I saw them again yesterday. Affluent kids standing at the supermarket exit holding buckets to collect cash from shoppers as they leave the store. The signs that adorn those buckets read “Support [insert name of town or public high school] Crew”… or Football, Soccer, Hockey, or Lacrosse…. Sometimes they want a trip to Florida, or Italy, or England. Often their parents are sitting there right beside them in little folding chairs looking on proudly or sporting a bucket of their own.

Yes, their parents don’t just condone this sort of behavior, they participate in it. Apparently there is no shame in it. Apparently they have not equated it with exactly what it is:

Begging.

I had thought that given the state of the Northeast after Hurricane Sandy I might not see this for awhile, although it’s very common around here. I thought it much more likely that I would see real charitable organizations asking for contributions to help those who have lost their homes – certainly a worthy cause. But no. These beggars are asking for money for themselves. Not because they’re poor. Not because they’re disabled. But so that they can enjoy a luxury and one which, by the way, their parents are more than equipped to pay for.

Besides being affluent and begging for a luxury, what’s worse is that nearly all of this begging is done in the name of a public school that has already taken money from taxpayers.
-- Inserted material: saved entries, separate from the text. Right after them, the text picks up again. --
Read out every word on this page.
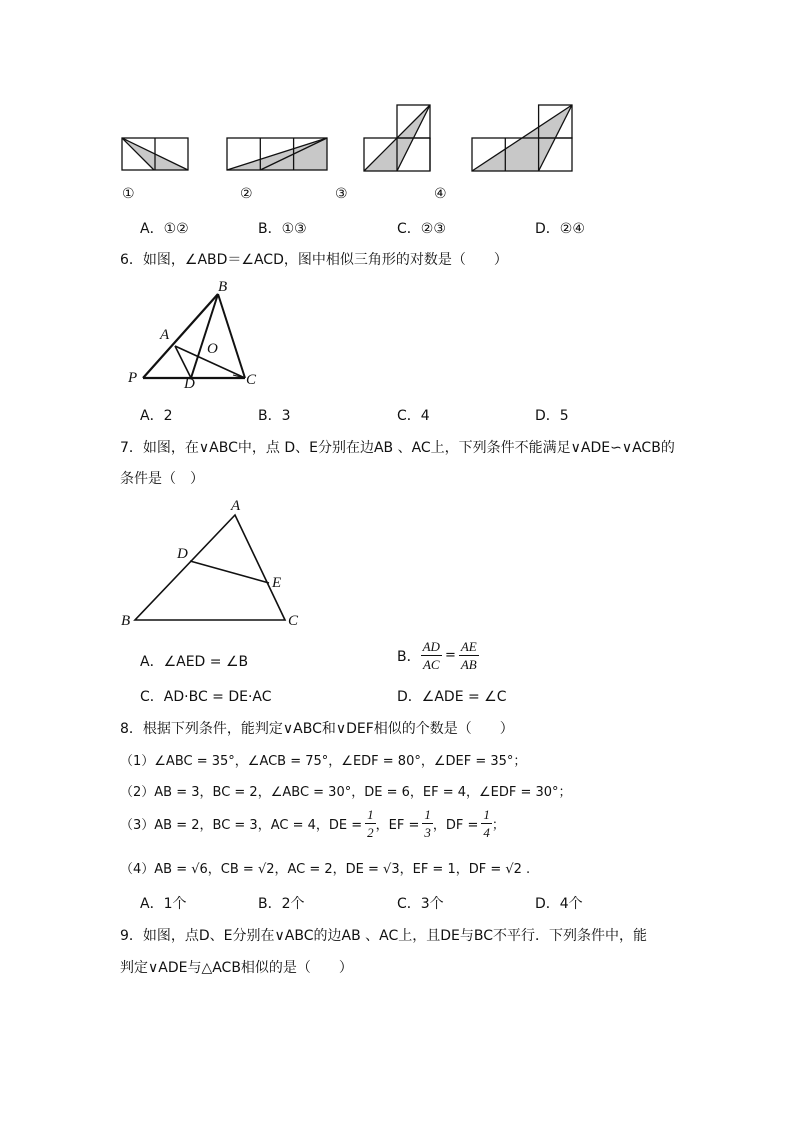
①	②	③	④
A．①②	B．①③	C．②③	D．②④
6．如图，∠ABD＝∠ACD，图中相似三角形的对数是（　　）
B
A
O
P	D	C
A．2	B．3	C．4	D．5
7．如图，在∨ABC中，点 D、E分别在边AB 、AC上，下列条件不能满足∨ADE∽∨ACB的
条件是（　）
A
D
E
B	C
A．∠AED = ∠B	B． $\frac{AD}{AC} = \frac{AE}{AB}$
C．AD·BC = DE·AC	D．∠ADE = ∠C
8．根据下列条件，能判定∨ABC和∨DEF相似的个数是（　　）
（1）∠ABC = 35°，∠ACB = 75°，∠EDF = 80°，∠DEF = 35°；
（2）AB = 3，BC = 2，∠ABC = 30°，DE = 6，EF = 4，∠EDF = 30°；
（3）AB = 2，BC = 3，AC = 4，DE = $\frac{1}{2}$ ，EF = $\frac{1}{3}$ ，DF = $\frac{1}{4}$ ；
（4）AB = √6，CB = √2，AC = 2，DE = √3，EF = 1，DF = √2 .
A．1个	B．2个	C．3个	D．4个
9．如图，点D、E分别在∨ABC的边AB 、AC上，且DE与BC不平行．下列条件中，能
判定∨ADE与△ACB相似的是（　　）
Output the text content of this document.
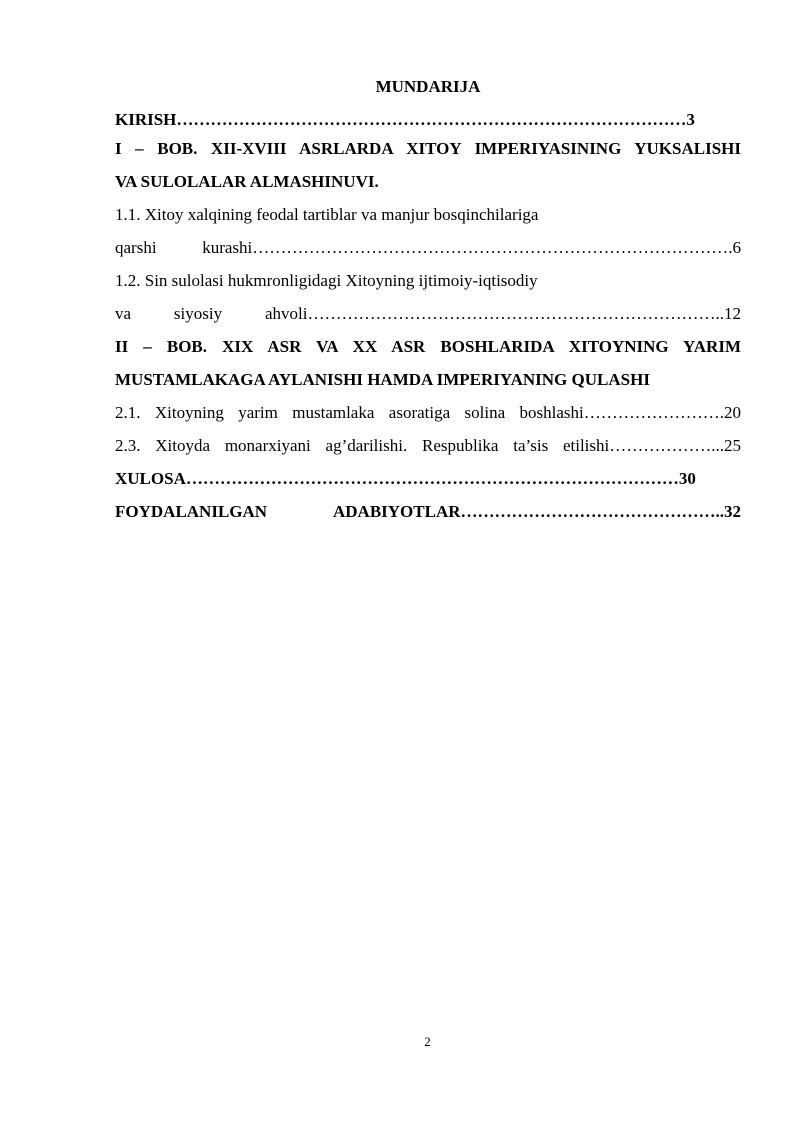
MUNDARIJA
KIRISH………………………………………………………………………………3
I – BOB. XII-XVIII ASRLARDA XITOY IMPERIYASINING YUKSALISHI
VA SULOLALAR ALMASHINUVI.
1.1. Xitoy xalqining feodal tartiblar va manjur bosqinchilariga
qarshi kurashi………………………………………………………………………….6
1.2. Sin sulolasi hukmronligidagi Xitoyning ijtimoiy-iqtisodiy
va siyosiy ahvoli………………………………………………………………..12
II – BOB. XIX ASR VA XX ASR BOSHLARIDA XITOYNING YARIM
MUSTAMLAKAGA AYLANISHI HAMDA IMPERIYANING QULASHI
2.1. Xitoyning yarim mustamlaka asoratiga solina boshlashi…………………….20
2.3. Xitoyda monarxiyani ag’darilishi. Respublika ta’sis etilishi………………...25
XULOSA……………………………………………………………………………30
FOYDALANILGAN ADABIYOTLAR………………………………………..32
2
Some years ago I attended a real estate school. One day the students got off on a side discussion about taxes for school and I said that I thought it was unfair that I had to pay taxes for school, since I didn’t have any children. A man in the front was very upset by my remark. He had kids in school and felt that it was perfectly fair that others be made to pay to support them. He thought that I was being selfish for not wanting to. Apparently his desire to take from me (and by force no less) to support his children was not selfish at all.

To be fair, I don’t think this had ever really occurred to him before. Until I brought it up, it was something he had just accepted and never analyzed. (You might say it’s a form of brainwashing, but in truth his brain was never washed because it never had done any conscious consideration in the first place.) However, I got the sense from him that he would be thinking about what I had said from that day on. I still wonder what became of him.

But this is different, right? The kids are begging, they’re not forcing anybody.

No. But it’s the same sense of entitlement that allows people to do this sort of begging without feeling any shame. Many of the poorest people who beg feel terrible shame in having to do it, and they are truly in need. What excuse do these kids and their parents have? I’ve imagined asking them a few innocent questions to see if even then they show any signs of embarrassment.

Maybe something like this:

Q. Oh. Are you poor?

A. No.

Q. Oh. Are you disabled?

A. No.

Q. Oh. (Here maybe I’d drop a quarter in the bucket.)

Now, I don’t mind children fund raising for their school events. But they should do it by trading value for value. Whatever happened to a car wash, a bake sale, or putting on a play? In fact, fundraising in this manner is a way to teach children that they should not expect something for nothing – that living in a civilized society requires trading value for value. In truth, that is one of the most important things a child need to learn at that age.

But maybe that’s exactly why such things are not done so much anymore.

It’s interesting that they are always begging outside of the supermarket. Maybe someone should throw some food stamps in their buckets.